Friday, August 20, 2010

Matthew Zapruder - Come on All You Ghosts

Matthew Zapruder’s Come on All You Ghosts is an achievement, an achievement for where Zapruder's work has gotten, but also an achievement of a way poetry can mean. Different ways of writing are different ways of seeing, and this book is a powerful enactment of one (or several) of those ways of seeing. “I don’t understand but I understand,” as he writes in the poem “Aglow” (below), which is him thinking about Paul Celan, but it’s also a way to understand that aspect of contemporary poetry often called “skittery” or “hybrid” or “Post-Avant,” that includes Zapruder, and so many other poets I like to read. This is a formidable book.

Here, to illustrate a bit of what I’m talking about (though the book is cumulative—it’s very good at the poem by poem level, but it’s different again, and even more powerful, as a book):


Hello everyone, hello you. Here we are under this sky.
Where were you Tuesday? I was at the El Rancho Motel
in Gallup. Someone in one of the nameless rooms
was dying, slowly the ambulance came, just another step
towards the end. An older couple asked me
to capture them with a camera, gladly I rose and did
and then back to my chair. I thought of Paul Celan,
one of those poets everything happened to
strangely as it happens to everyone. In German
he wrote he rose three pain inches above the floor,
I don’t understand but I understand. Did writing
in German make him a little part of whoever
set in motion the chain of people talking who pushed
his parents under the blue grasses of the Ukraine?
No. My name is Ukrainian and Ukrainians killed everyone
but six people with my name. Do you understand
me now? It hurts to be part of the chain and feel rusty
and also a tiny squeak now part of what makes
everything go. People talk a lot, the more they do
the less I remember in one of my rooms someone
is always dying. It doesn’t spoil my time is what
spoils my time. No one can know what they’ve missed,
least of all my father who was building a beautiful boat
from a catalogue and might still be. Sometimes I feel him
pushing a little bit on my lower back with a palm
made of ghost orchids and literal wind. Today
I’m holding onto holding onto what Neko Case called
that teenage feeling. She means one thing, I mean another,
I mean to say that just like when I was thirteen
it has been a hidden pleasure but mostly an awful pain
talking to you with a voice that pretends to be shy
and actually is, always in search of the question
that might make you ask me one in return.
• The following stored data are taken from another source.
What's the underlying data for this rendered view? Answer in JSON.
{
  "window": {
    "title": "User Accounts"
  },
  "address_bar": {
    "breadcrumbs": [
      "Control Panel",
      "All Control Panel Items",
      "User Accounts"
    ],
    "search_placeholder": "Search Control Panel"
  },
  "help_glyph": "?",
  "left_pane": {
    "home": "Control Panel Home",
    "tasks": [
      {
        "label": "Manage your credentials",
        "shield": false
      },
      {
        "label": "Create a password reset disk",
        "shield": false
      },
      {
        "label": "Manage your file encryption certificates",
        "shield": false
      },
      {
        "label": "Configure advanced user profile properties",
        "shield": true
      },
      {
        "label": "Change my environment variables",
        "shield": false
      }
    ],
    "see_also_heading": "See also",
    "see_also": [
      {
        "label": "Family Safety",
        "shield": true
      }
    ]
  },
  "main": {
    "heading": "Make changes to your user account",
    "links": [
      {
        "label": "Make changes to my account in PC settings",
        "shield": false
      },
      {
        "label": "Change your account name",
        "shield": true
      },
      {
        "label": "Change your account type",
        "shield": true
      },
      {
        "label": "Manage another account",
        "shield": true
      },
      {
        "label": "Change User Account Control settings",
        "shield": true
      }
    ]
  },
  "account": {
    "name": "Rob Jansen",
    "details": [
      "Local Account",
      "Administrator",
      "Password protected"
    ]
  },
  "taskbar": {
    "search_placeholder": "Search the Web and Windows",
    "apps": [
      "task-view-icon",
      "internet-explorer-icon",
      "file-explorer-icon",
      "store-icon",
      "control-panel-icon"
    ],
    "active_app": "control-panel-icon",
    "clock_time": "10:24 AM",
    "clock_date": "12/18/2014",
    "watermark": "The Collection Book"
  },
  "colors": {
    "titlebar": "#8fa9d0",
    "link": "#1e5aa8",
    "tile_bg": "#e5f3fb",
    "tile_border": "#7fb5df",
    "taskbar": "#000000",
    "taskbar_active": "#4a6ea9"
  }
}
When I talk of his achievement, I’m thinking of his ability to embrace content (the dead father, the beloved, friends [some by name and some not], San Francisco), but also his ability to mix tones and levels of diction:

“I hate the phrase ‘inner life’,” he writes plainly, but in another poem he’s writing:

Go we must in search of searching
not very helpfully said the little red any
attached to the golden chain attached to
my wrist. He was no bigger than a
molecule, the chain was a quantum chain.

It’s a fascinating combination that accrues, as we can never be sure, as readers, just where this book is going to be next.


At 8/20/2010 1:27 PM, Blogger Jordan said...

Reminds me of Eileen Myles.

At 8/20/2010 6:32 PM, Blogger John Gallaher said...

I see that (and some Ron Padgett, too). There's a lot of second wave NY school about Zapruder.

At 8/23/2010 12:13 PM, Anonymous Anonymous said...

It's NY Schoolish, but 'lite'. At worst MZ's a hipster bore, a trend slave, at best he's mildly refreshing--but ultimately forgettable. His best poem was that one about Canada in The Pajamaist.

At 8/23/2010 12:24 PM, Blogger John Gallaher said...


I read him in a much more friendly way than you do. There IS a NY school element to his work (all things come from somewhere), but I believe that the "hipster bore" tag is a misreading. Sure, there's surface going on here, and it does have the associative dexterity of his idiom, but he has a lot of underneath going on as well. There's a lot of not-boring emotion and content that underpins the surface. I think it's an excellent book.